Stressful Crossings 

This collaborative project with Dr. Victoria Massie is supported by BRIDGE's (Building Research on Inequality and Diversity to Grow Equity) working group directors program at Rice University. 

Recognizing that Texas has the third largest concentration of Black immigrants (Morgan-Trostle, Zheng & Lipscombe, 2020), and a quarter of the Houston metropolitan area population was born in another country (Capps & Soto, 2018), this project asks two questions: (1) how does the stress of immigration to the United States through Texas contribute to health disparities amongst Black immigrants?; and (2) how can community engagement with Black immigrants help enhance their well-being as they seek to build a new life in Houston while facing different forms of bureaucratic dispossession?

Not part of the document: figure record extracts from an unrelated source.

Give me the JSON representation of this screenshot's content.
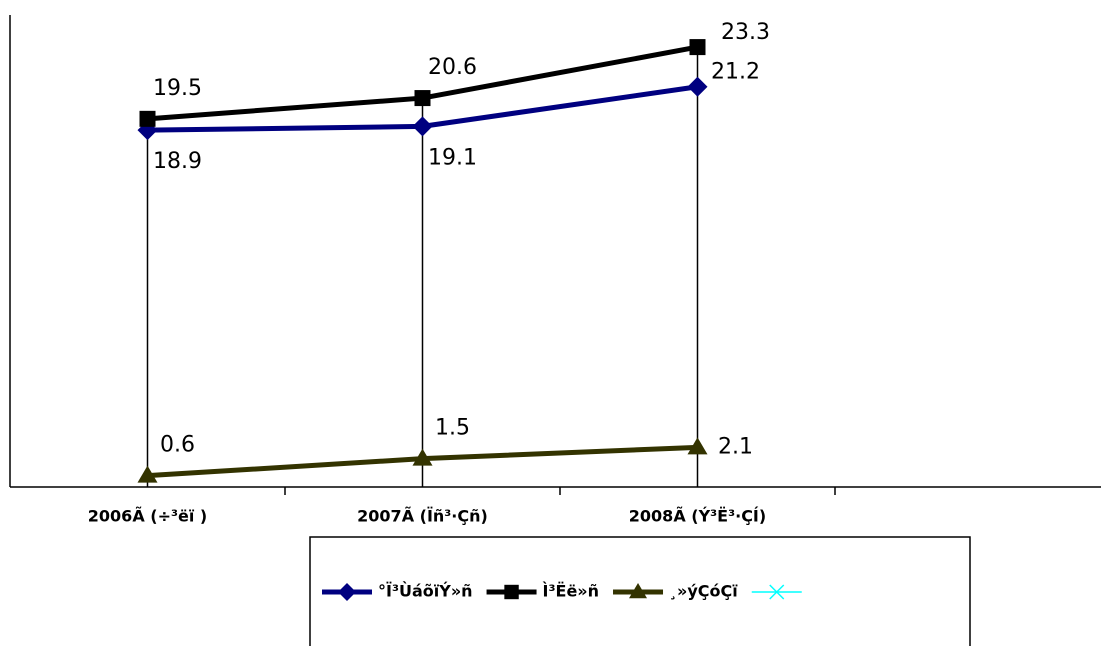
{
  "chart_data": {
    "type": "line",
    "categories": [
      "2006Ã (÷³ëï )",
      "2007Ã (Ïñ³·Çñ)",
      "2008Ã (Ý³Ë³·ÇÍ)",
      null
    ],
    "series": [
      {
        "name": "°Ï³ÙáõïÝ»ñ",
        "color": "#000080",
        "marker": "diamond",
        "values": [
          18.9,
          19.1,
          21.2,
          null
        ]
      },
      {
        "name": "Ì³Ëë»ñ",
        "color": "#000000",
        "marker": "square",
        "values": [
          19.5,
          20.6,
          23.3,
          null
        ]
      },
      {
        "name": "¸»ýÇóÇï",
        "color": "#333300",
        "marker": "triangle",
        "values": [
          0.6,
          1.5,
          2.1,
          null
        ]
      },
      {
        "color": "#00ffff",
        "marker": "x",
        "values": [
          null,
          null,
          null,
          null
        ]
      }
    ],
    "ylim": [
      0,
      25
    ],
    "drop_lines": true,
    "legend": "bottom"
  }
}
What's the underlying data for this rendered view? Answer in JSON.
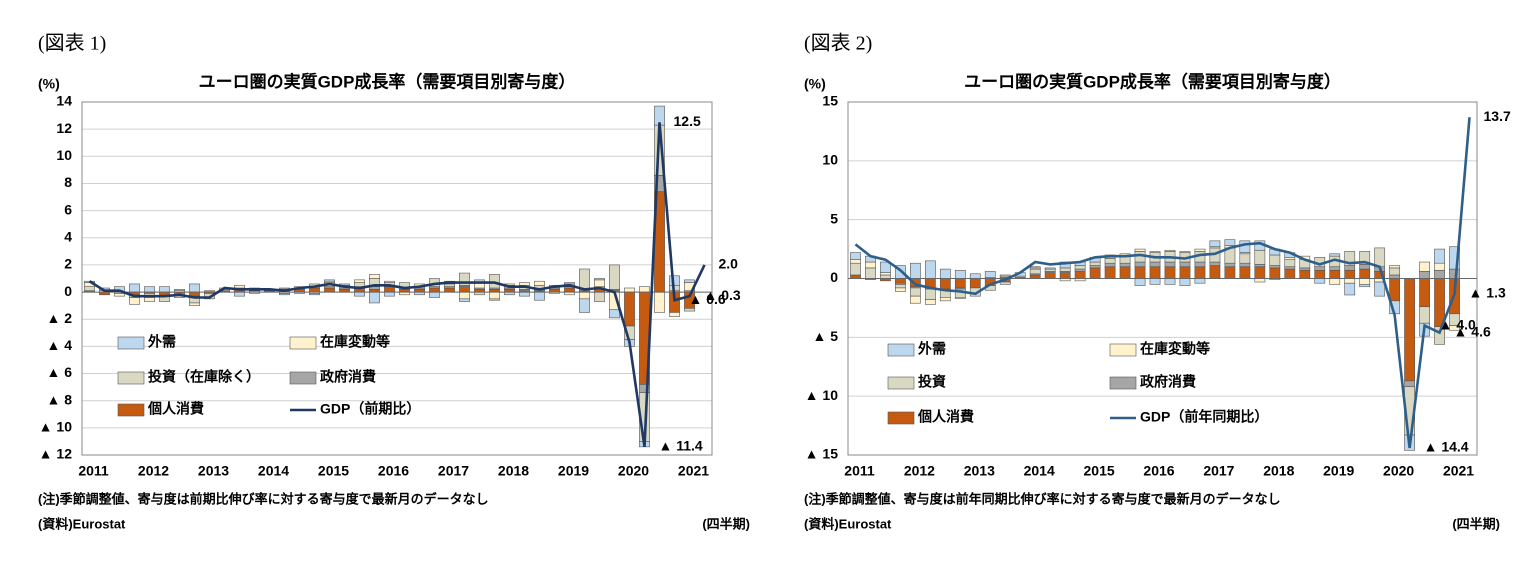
{
  "chart_data": [
    {
      "type": "bar",
      "label": "(図表 1)",
      "title": "ユーロ圏の実質GDP成長率（需要項目別寄与度）",
      "y_label": "(%)",
      "x_label": "(四半期)",
      "notes": [
        "(注)季節調整値、寄与度は前期比伸び率に対する寄与度で最新月のデータなし",
        "(資料)Eurostat"
      ],
      "categories": [
        "2011",
        null,
        null,
        null,
        "2012",
        null,
        null,
        null,
        "2013",
        null,
        null,
        null,
        "2014",
        null,
        null,
        null,
        "2015",
        null,
        null,
        null,
        "2016",
        null,
        null,
        null,
        "2017",
        null,
        null,
        null,
        "2018",
        null,
        null,
        null,
        "2019",
        null,
        null,
        null,
        "2020",
        null,
        null,
        null,
        "2021",
        null
      ],
      "ylim": [
        -12,
        14
      ],
      "yticks": [
        14,
        12,
        10,
        8,
        6,
        4,
        2,
        0,
        {
          "value": -2,
          "label": "▲ 2"
        },
        {
          "value": -4,
          "label": "▲ 4"
        },
        {
          "value": -6,
          "label": "▲ 6"
        },
        {
          "value": -8,
          "label": "▲ 8"
        },
        {
          "value": -10,
          "label": "▲ 10"
        },
        {
          "value": -12,
          "label": "▲ 12"
        }
      ],
      "grid": true,
      "series": [
        {
          "name": "外需",
          "color": "#bdd7ee",
          "values": [
            0.1,
            0.2,
            0.4,
            0.6,
            0.4,
            0.4,
            0.1,
            0.6,
            0.0,
            0.0,
            -0.3,
            0.0,
            0.0,
            -0.1,
            -0.1,
            -0.1,
            0.1,
            0.1,
            -0.3,
            -0.8,
            -0.3,
            0.0,
            -0.2,
            -0.4,
            0.0,
            -0.2,
            0.2,
            -0.1,
            -0.2,
            -0.3,
            -0.6,
            0.0,
            0.1,
            -1.0,
            0.1,
            -0.6,
            -0.5,
            -0.4,
            1.4,
            0.7,
            0.2,
            null
          ]
        },
        {
          "name": "在庫変動等",
          "color": "#fff2cc",
          "values": [
            0.3,
            0.1,
            -0.2,
            -0.5,
            -0.3,
            0.0,
            0.1,
            -0.2,
            0.0,
            0.1,
            0.2,
            -0.1,
            0.1,
            -0.1,
            0.0,
            -0.1,
            0.1,
            0.0,
            0.2,
            0.3,
            0.1,
            -0.2,
            0.2,
            0.0,
            0.2,
            -0.5,
            0.4,
            -0.5,
            0.1,
            0.2,
            0.3,
            -0.1,
            -0.2,
            -0.5,
            0.5,
            -1.3,
            0.3,
            0.4,
            -1.5,
            -0.3,
            0.6,
            null
          ]
        },
        {
          "name": "投資（在庫除く）",
          "color": "#d9d9c3",
          "values": [
            0.3,
            0.0,
            -0.1,
            -0.2,
            -0.3,
            -0.4,
            -0.3,
            -0.4,
            -0.4,
            0.1,
            0.1,
            0.2,
            0.0,
            0.0,
            0.1,
            0.2,
            0.3,
            0.2,
            0.3,
            0.6,
            0.2,
            0.4,
            0.1,
            0.6,
            0.2,
            0.9,
            -0.2,
            1.0,
            0.2,
            0.3,
            0.3,
            0.2,
            0.2,
            1.5,
            -0.7,
            1.8,
            -1.0,
            -3.6,
            3.7,
            0.4,
            -0.2,
            null
          ]
        },
        {
          "name": "政府消費",
          "color": "#a6a6a6",
          "values": [
            0.0,
            0.0,
            0.0,
            0.0,
            0.0,
            0.0,
            0.0,
            -0.1,
            0.1,
            0.0,
            0.0,
            0.1,
            0.0,
            0.1,
            0.1,
            0.1,
            0.1,
            0.1,
            0.1,
            0.2,
            0.1,
            0.1,
            0.1,
            0.1,
            0.1,
            0.1,
            0.1,
            0.1,
            0.1,
            0.1,
            0.1,
            0.1,
            0.1,
            0.1,
            0.1,
            0.1,
            0.0,
            -0.6,
            1.2,
            0.1,
            0.1,
            null
          ]
        },
        {
          "name": "個人消費",
          "color": "#c55a11",
          "values": [
            0.1,
            -0.2,
            0.0,
            -0.2,
            -0.1,
            -0.3,
            -0.1,
            -0.3,
            -0.1,
            0.1,
            0.2,
            0.0,
            0.1,
            0.2,
            0.2,
            0.3,
            0.3,
            0.2,
            0.3,
            0.2,
            0.4,
            0.2,
            0.2,
            0.3,
            0.3,
            0.4,
            0.2,
            0.2,
            0.2,
            0.1,
            0.1,
            0.2,
            0.3,
            0.1,
            0.3,
            0.1,
            -2.5,
            -6.8,
            7.4,
            -1.5,
            -1.2,
            null
          ]
        },
        {
          "name": "GDP（前期比）",
          "color": "#1f3864",
          "line": true,
          "values": [
            0.8,
            0.1,
            0.1,
            -0.3,
            -0.3,
            -0.3,
            -0.2,
            -0.4,
            -0.4,
            0.3,
            0.2,
            0.2,
            0.2,
            0.1,
            0.3,
            0.4,
            0.6,
            0.4,
            0.3,
            0.5,
            0.5,
            0.3,
            0.4,
            0.6,
            0.7,
            0.7,
            0.7,
            0.7,
            0.4,
            0.4,
            0.2,
            0.4,
            0.5,
            0.2,
            0.3,
            0.0,
            -3.7,
            -11.4,
            12.5,
            -0.6,
            -0.3,
            2.0
          ],
          "value_labels": [
            null,
            null,
            null,
            null,
            null,
            null,
            null,
            null,
            null,
            null,
            null,
            null,
            null,
            null,
            null,
            null,
            null,
            null,
            null,
            null,
            null,
            null,
            null,
            null,
            null,
            null,
            null,
            null,
            null,
            null,
            null,
            null,
            null,
            null,
            null,
            null,
            null,
            "▲ 11.4",
            "12.5",
            "▲ 0.6",
            "▲ 0.3",
            "2.0"
          ]
        }
      ]
    },
    {
      "type": "bar",
      "label": "(図表 2)",
      "title": "ユーロ圏の実質GDP成長率（需要項目別寄与度）",
      "y_label": "(%)",
      "x_label": "(四半期)",
      "notes": [
        "(注)季節調整値、寄与度は前年同期比伸び率に対する寄与度で最新月のデータなし",
        "(資料)Eurostat"
      ],
      "categories": [
        "2011",
        null,
        null,
        null,
        "2012",
        null,
        null,
        null,
        "2013",
        null,
        null,
        null,
        "2014",
        null,
        null,
        null,
        "2015",
        null,
        null,
        null,
        "2016",
        null,
        null,
        null,
        "2017",
        null,
        null,
        null,
        "2018",
        null,
        null,
        null,
        "2019",
        null,
        null,
        null,
        "2020",
        null,
        null,
        null,
        "2021",
        null
      ],
      "ylim": [
        -15,
        15
      ],
      "yticks": [
        15,
        10,
        5,
        0,
        {
          "value": -5,
          "label": "▲ 5"
        },
        {
          "value": -10,
          "label": "▲ 10"
        },
        {
          "value": -15,
          "label": "▲ 15"
        }
      ],
      "grid": true,
      "series": [
        {
          "name": "外需",
          "color": "#bdd7ee",
          "values": [
            0.6,
            0.5,
            0.9,
            1.1,
            1.3,
            1.5,
            0.8,
            0.7,
            0.4,
            0.5,
            0.1,
            0.3,
            0.1,
            0.1,
            0.5,
            0.3,
            0.4,
            0.3,
            0.0,
            -0.6,
            -0.5,
            -0.5,
            -0.6,
            -0.4,
            0.5,
            0.5,
            1.0,
            0.8,
            0.5,
            0.4,
            0.0,
            -0.4,
            0.2,
            -1.0,
            -0.2,
            -1.2,
            -1.1,
            -1.3,
            -1.1,
            1.2,
            1.9,
            null
          ]
        },
        {
          "name": "在庫変動等",
          "color": "#fff2cc",
          "values": [
            0.3,
            0.5,
            0.2,
            -0.3,
            -0.6,
            -0.4,
            -0.3,
            -0.1,
            0.0,
            0.1,
            0.1,
            0.0,
            0.1,
            0.0,
            -0.2,
            -0.2,
            0.0,
            0.0,
            0.2,
            0.2,
            0.1,
            0.1,
            0.1,
            0.2,
            0.1,
            0.2,
            0.1,
            -0.3,
            -0.1,
            0.2,
            0.3,
            0.0,
            -0.5,
            -0.4,
            -0.5,
            -0.3,
            0.2,
            0.0,
            0.8,
            0.6,
            -0.4,
            null
          ]
        },
        {
          "name": "投資",
          "color": "#d9d9c3",
          "values": [
            1.0,
            0.9,
            0.3,
            -0.3,
            -0.7,
            -0.9,
            -0.6,
            -0.7,
            -0.7,
            -0.4,
            -0.2,
            0.1,
            0.4,
            0.2,
            0.3,
            0.3,
            0.3,
            0.4,
            0.6,
            0.9,
            0.8,
            0.9,
            0.8,
            0.9,
            1.2,
            1.3,
            0.8,
            1.2,
            0.9,
            0.6,
            0.7,
            0.8,
            0.9,
            1.2,
            1.1,
            1.6,
            0.6,
            -4.1,
            -1.4,
            -1.5,
            -1.0,
            null
          ]
        },
        {
          "name": "政府消費",
          "color": "#a6a6a6",
          "values": [
            0.0,
            -0.1,
            0.0,
            -0.1,
            -0.1,
            -0.1,
            -0.1,
            -0.1,
            0.0,
            0.0,
            0.1,
            0.1,
            0.1,
            0.1,
            0.1,
            0.2,
            0.2,
            0.3,
            0.3,
            0.4,
            0.4,
            0.4,
            0.4,
            0.4,
            0.3,
            0.3,
            0.3,
            0.2,
            0.2,
            0.2,
            0.2,
            0.3,
            0.3,
            0.4,
            0.4,
            0.4,
            0.3,
            -0.5,
            0.6,
            0.7,
            0.8,
            null
          ]
        },
        {
          "name": "個人消費",
          "color": "#c55a11",
          "values": [
            0.3,
            0.0,
            -0.2,
            -0.4,
            -0.7,
            -0.8,
            -0.9,
            -0.8,
            -0.8,
            -0.6,
            -0.3,
            0.0,
            0.3,
            0.5,
            0.5,
            0.6,
            0.9,
            1.0,
            1.0,
            1.0,
            1.0,
            1.0,
            1.0,
            1.0,
            1.1,
            1.0,
            1.0,
            1.0,
            0.9,
            0.8,
            0.7,
            0.7,
            0.7,
            0.7,
            0.8,
            0.6,
            -1.9,
            -8.7,
            -2.4,
            -4.1,
            -3.0,
            null
          ]
        },
        {
          "name": "GDP（前年同期比）",
          "color": "#2e5f8a",
          "line": true,
          "values": [
            2.9,
            1.9,
            1.6,
            0.7,
            -0.5,
            -0.8,
            -1.0,
            -1.1,
            -1.3,
            -0.5,
            -0.1,
            0.5,
            1.4,
            1.2,
            1.3,
            1.4,
            1.8,
            1.9,
            1.9,
            2.0,
            1.8,
            1.8,
            1.7,
            2.0,
            2.1,
            2.6,
            2.9,
            3.0,
            2.5,
            2.2,
            1.6,
            1.2,
            1.6,
            1.3,
            1.4,
            1.0,
            -3.1,
            -14.4,
            -4.0,
            -4.6,
            -1.3,
            13.7
          ],
          "value_labels": [
            null,
            null,
            null,
            null,
            null,
            null,
            null,
            null,
            null,
            null,
            null,
            null,
            null,
            null,
            null,
            null,
            null,
            null,
            null,
            null,
            null,
            null,
            null,
            null,
            null,
            null,
            null,
            null,
            null,
            null,
            null,
            null,
            null,
            null,
            null,
            null,
            null,
            "▲ 14.4",
            "▲ 4.0",
            "▲ 4.6",
            "▲ 1.3",
            "13.7"
          ]
        }
      ]
    }
  ]
}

Drawing on multidisciplinary ethnographic illness narratives and psychosocial methodologies, we envision developing partnerships with community organizations to enhance the development of community-level knowledge and research training on health disparities that can be leveraged to meet the material needs of Black immigrants in the Houston area. In turn, we see this project bridging academic and community conversations through interdisciplinary collaboration to foster creative ideas and actions that center the well-being of Black immigrant communities in Houston, a necessary step to equity and justice.